Distance effect of single atoms on stability of cobalt oxide catalysts for acidic oxygen evolution

• Published in: Nature communications Vol. 15; no. 1; p. 1767
• Main Authors: Zhang, Zhirong, Jia, Chuanyi, Ma, Peiyu, Feng, Chen, Yang, Jin, Huang, Junming, Zheng, Jiana, Zuo, Ming, Liu, Mingkai, Zhou, Shiming, Zeng, Jie
• Format: Journal Article
• Language: English
• Published: London Nature Publishing Group UK 26.02.2024; Nature Publishing Group; Nature Portfolio
• Subjects: 119/118; 147/143; 639/301/299/886; 639/638/77/886; Acid resistance; Acidic oxides; Catalysts; Cobalt; Cobalt oxides; Crystal structure; Dissolution; Electrocatalysts; Humanities and Social Sciences; Membranes; multidisciplinary; Oxides; Oxygen evolution reactions; Protons; Science; Science (multidisciplinary); Spinel; Stability tests
• ISSN: 2041-1723; 2041-1723
• DOI: 10.1038/s41467-024-46176-0

Developing efficient and economical electrocatalysts for acidic oxygen evolution reaction (OER) is essential for proton exchange membrane water electrolyzers (PEMWE).
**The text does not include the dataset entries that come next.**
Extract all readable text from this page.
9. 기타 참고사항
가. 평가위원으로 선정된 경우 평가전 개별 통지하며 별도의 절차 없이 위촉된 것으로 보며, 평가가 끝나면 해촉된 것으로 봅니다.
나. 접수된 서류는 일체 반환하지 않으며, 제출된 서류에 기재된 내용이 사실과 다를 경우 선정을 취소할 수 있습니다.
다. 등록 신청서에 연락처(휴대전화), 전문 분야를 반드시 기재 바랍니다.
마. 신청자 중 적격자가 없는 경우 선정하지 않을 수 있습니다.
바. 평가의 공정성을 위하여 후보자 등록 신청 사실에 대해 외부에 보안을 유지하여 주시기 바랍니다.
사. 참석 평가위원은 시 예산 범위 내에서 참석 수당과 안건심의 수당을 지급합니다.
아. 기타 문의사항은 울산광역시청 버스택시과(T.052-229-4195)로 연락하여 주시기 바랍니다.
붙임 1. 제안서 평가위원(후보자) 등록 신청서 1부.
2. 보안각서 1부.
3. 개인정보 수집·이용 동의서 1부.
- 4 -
Cobalt oxides are considered promising non-precious OER catalysts due to their high activities. However, the severe dissolution of Co atoms in acid media leads to the collapse of crystal structure, which impedes their application in PEMWE. Here, we report that introducing acid-resistant Ir single atoms into the lattice of spinel cobalt oxides can significantly suppress the Co dissolution and keep them highly stable during the acidic OER process. Combining theoretical and experimental studies, we reveal that the stabilizing effect induced by Ir heteroatoms exhibits a strong dependence on the distance of adjacent Ir single atoms, where the OER stability of cobalt oxides continuously improves with decreasing the distance. When the distance reduces to about 0.6 nm, the spinel cobalt oxides present no obvious degradation over a 60-h stability test for acidic OER, suggesting potential for practical applications. Dissolution of Co atoms in acidic media impedes the application of cobalt oxides in proton exchange membrane water electrolyzers. Here, the authors reveal a stabilizing effect induced by Ir single atoms on cobalt oxides that suppress Co dissolution.